The Circles of Success Workshop
Restaurants, particularly multi-facility operators, can reduce their corporate risk of an outbreak and lower staff absenteeism by increasing their ability to preemptively talk about the #1 unresolved risk, poor hand hygiene. These discussions and assessments must become a regular component of critical strategic planning as well as operational budgets down to the unit level. Without measured standards, there is a void in the lexicon of this risk. The Circles of Success is a working tool to help establish numerics by identifying an operation’s Handwashing Risk Credit Score.

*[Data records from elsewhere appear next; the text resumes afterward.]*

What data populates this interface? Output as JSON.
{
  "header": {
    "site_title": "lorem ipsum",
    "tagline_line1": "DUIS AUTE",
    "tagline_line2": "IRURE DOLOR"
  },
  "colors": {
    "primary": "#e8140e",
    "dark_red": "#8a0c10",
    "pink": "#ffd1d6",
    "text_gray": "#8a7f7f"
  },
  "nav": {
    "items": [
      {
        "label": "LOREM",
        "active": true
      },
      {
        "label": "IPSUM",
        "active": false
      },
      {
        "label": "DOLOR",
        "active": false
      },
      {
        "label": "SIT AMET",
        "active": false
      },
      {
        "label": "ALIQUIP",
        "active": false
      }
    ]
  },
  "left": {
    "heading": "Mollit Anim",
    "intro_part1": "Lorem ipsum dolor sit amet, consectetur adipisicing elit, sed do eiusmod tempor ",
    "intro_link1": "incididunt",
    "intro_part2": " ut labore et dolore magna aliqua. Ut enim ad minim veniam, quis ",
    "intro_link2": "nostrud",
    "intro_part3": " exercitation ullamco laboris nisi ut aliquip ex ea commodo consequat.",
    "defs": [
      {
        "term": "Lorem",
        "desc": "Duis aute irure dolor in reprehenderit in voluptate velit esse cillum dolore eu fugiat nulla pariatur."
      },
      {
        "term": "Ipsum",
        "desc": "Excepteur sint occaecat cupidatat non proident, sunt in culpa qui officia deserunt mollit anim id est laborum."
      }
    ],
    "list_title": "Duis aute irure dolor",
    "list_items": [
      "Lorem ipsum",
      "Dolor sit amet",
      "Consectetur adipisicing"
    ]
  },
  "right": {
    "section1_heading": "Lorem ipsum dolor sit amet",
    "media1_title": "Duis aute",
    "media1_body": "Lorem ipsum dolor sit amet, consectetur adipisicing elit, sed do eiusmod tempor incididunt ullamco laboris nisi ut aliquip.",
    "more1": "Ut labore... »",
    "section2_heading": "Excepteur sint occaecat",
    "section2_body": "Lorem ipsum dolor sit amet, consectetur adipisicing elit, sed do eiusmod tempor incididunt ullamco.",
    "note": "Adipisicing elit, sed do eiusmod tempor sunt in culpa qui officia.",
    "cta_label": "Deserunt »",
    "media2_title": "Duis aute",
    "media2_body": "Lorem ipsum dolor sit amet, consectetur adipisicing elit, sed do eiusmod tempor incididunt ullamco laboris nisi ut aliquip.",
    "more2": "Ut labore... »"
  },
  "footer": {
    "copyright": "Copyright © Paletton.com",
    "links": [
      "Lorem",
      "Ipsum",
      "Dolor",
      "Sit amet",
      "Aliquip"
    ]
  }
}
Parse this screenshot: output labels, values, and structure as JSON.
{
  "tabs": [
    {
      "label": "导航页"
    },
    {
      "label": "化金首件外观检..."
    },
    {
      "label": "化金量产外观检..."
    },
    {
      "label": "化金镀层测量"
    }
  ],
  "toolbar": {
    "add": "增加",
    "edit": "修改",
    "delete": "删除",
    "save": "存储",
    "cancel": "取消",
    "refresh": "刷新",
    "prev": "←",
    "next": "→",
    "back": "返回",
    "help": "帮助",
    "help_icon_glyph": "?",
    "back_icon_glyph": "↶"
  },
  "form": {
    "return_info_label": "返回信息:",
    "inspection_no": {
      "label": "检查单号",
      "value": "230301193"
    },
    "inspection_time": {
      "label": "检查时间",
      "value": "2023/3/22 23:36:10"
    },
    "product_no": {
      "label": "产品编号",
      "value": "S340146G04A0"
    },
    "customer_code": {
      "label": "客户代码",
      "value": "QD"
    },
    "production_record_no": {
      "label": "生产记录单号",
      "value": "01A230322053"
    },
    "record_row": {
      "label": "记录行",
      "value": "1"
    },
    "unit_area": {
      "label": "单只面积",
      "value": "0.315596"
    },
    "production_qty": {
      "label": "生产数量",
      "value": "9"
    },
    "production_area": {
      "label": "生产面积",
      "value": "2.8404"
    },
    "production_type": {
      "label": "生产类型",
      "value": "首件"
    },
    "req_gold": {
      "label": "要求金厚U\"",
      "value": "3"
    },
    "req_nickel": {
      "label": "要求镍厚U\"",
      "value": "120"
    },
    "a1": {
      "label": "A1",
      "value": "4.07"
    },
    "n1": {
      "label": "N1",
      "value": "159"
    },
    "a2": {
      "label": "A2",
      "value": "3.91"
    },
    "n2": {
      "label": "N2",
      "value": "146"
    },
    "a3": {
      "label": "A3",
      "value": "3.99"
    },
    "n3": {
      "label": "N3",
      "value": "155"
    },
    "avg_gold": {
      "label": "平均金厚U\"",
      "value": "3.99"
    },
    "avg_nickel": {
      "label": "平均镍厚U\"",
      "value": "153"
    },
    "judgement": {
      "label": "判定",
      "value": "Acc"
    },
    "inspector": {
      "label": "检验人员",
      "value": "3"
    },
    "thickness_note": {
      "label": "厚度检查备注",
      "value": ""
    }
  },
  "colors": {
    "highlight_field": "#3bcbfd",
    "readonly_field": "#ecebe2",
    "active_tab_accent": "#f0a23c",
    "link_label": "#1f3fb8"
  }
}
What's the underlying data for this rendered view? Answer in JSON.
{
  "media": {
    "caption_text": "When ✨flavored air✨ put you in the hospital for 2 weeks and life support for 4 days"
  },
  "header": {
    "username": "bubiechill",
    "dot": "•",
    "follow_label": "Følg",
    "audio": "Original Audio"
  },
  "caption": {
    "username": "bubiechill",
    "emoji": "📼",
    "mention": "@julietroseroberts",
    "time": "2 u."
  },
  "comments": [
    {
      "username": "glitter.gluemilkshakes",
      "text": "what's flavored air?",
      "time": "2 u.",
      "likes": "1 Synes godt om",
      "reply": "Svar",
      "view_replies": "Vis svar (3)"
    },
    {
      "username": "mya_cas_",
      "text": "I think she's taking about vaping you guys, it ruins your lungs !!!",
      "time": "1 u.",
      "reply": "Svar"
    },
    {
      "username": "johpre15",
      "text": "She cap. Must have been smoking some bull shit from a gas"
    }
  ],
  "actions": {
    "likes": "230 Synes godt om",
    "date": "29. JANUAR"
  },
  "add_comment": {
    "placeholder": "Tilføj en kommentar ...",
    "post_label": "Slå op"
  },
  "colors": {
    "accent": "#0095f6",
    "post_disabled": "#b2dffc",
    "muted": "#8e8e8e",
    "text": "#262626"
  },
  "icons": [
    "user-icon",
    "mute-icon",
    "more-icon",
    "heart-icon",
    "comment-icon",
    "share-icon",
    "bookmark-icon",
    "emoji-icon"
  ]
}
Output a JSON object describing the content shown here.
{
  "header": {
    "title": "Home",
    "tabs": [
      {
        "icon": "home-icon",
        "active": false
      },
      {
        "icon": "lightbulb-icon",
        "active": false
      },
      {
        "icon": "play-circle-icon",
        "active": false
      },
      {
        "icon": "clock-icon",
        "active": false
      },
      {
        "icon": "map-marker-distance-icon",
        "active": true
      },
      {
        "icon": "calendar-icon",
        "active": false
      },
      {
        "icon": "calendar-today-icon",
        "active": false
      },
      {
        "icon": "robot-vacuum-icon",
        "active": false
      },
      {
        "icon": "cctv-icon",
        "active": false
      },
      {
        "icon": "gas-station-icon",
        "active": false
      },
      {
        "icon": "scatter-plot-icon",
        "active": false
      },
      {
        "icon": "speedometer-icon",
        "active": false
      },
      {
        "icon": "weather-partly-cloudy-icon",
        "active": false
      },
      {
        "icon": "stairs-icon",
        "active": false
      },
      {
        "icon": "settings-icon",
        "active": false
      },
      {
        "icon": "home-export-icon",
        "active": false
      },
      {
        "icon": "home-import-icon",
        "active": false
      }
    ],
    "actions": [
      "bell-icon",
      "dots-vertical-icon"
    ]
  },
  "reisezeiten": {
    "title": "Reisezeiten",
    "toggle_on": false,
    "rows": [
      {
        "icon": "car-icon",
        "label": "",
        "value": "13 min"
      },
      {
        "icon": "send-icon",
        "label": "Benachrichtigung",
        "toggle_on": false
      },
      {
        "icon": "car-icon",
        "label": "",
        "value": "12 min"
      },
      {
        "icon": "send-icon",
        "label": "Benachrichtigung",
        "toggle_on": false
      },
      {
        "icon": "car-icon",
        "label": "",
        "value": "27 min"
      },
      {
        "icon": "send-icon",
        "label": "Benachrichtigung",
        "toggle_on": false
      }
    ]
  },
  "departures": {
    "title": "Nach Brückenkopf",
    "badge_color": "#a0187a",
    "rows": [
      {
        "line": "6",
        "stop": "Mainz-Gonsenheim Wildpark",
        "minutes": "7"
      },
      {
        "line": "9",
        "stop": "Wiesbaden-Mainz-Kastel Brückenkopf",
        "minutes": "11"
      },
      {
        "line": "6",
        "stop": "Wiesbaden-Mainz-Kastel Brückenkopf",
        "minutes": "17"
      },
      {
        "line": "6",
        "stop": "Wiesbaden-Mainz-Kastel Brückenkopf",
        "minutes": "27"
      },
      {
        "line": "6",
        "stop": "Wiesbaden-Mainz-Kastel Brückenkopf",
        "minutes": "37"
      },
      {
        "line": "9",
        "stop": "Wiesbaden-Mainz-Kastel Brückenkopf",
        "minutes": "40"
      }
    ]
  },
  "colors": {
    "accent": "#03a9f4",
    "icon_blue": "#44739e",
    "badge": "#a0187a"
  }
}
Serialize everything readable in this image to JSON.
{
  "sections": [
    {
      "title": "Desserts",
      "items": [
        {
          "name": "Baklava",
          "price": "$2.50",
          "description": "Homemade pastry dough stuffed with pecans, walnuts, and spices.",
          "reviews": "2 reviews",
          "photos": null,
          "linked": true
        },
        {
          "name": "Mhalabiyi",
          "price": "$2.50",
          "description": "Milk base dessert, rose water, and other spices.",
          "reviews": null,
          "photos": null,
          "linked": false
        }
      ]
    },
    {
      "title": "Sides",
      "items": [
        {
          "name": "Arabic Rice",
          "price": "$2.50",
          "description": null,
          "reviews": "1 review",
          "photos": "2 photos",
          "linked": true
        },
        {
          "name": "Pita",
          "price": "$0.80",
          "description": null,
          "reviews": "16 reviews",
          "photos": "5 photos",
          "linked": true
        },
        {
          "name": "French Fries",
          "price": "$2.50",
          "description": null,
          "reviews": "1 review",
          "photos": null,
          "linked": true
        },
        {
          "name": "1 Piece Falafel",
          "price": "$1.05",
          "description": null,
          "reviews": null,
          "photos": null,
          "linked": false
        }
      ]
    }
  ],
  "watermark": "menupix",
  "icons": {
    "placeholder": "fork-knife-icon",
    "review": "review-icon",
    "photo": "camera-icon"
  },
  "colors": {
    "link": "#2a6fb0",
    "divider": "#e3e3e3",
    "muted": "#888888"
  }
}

Poor hand hygiene continues leading the CDC’s list of factors contributing to foodborne illness. The management of the #1 risk warrants specific assessment, agreed on standards and a periodic reporting mechanism. Of particular interest is the monitoring of trends to catch the “near misses” rather than waiting for the crash.
The target-looking cover graphic summarizes a scoring system modeled after the financial community’s way of assessing the risk in lending money. Neither our program nor the financial one represents true science. Both are interpretations based on history. Both yield actionable numbers. The overall circle graphic is comprised of five segments seen here as pie slices. Each “wedge” or slice represents a stage of the problem-solving process we call the HandsOn System, designed to analyze and implement needed enhancements to the hand hygiene process.
Drilling down on each section, you now see six bands of risk levels from Very Safe at the core to an outer ring of OUTBREAK Waiting to Happen. An identifying trait accompanies each level along with something you might casually hear in unguarded informal situations – something a voice of experience might say when operating in this band.
A 3-7 member team of assessors is recommended. It should preferably start at headquarters and include the c-suite leaders of Operations, Food Safety, and Risk Management. They will be collaboratively rating their operation in each of the five slices, representing the five steps to gain process control of handwashing.
What level are we operating at for each of the 5 steps of the HandsOn process? Each participant will place a removable dot in the circle of choice, ready to defend his or her selection. The discussion commences in search of understanding, common ground and agreement to a single operational circle and the refinement by assigning a single number.
This is repeated for the five steps and the points added up and divided by 5 to yield your operation’s Handwashing Risk Credit Score.
Until operation measures and monitors handwashing beyond observation, the likelihood of consistently meeting the safe Circle of Success is low. Many good foodservice operations register a risk score of 580 – 679, a range indicating either “Dangerous” or that “Safety Is Threatened.” It is common for us to find handwashing rates at less than 50% of the desired standard. That is the principal driver of low scores and higher risk.
Successfully implemented handwash monitoring, splicing electronic technology with existing observation techniques, is the gate to the core Circle of Success.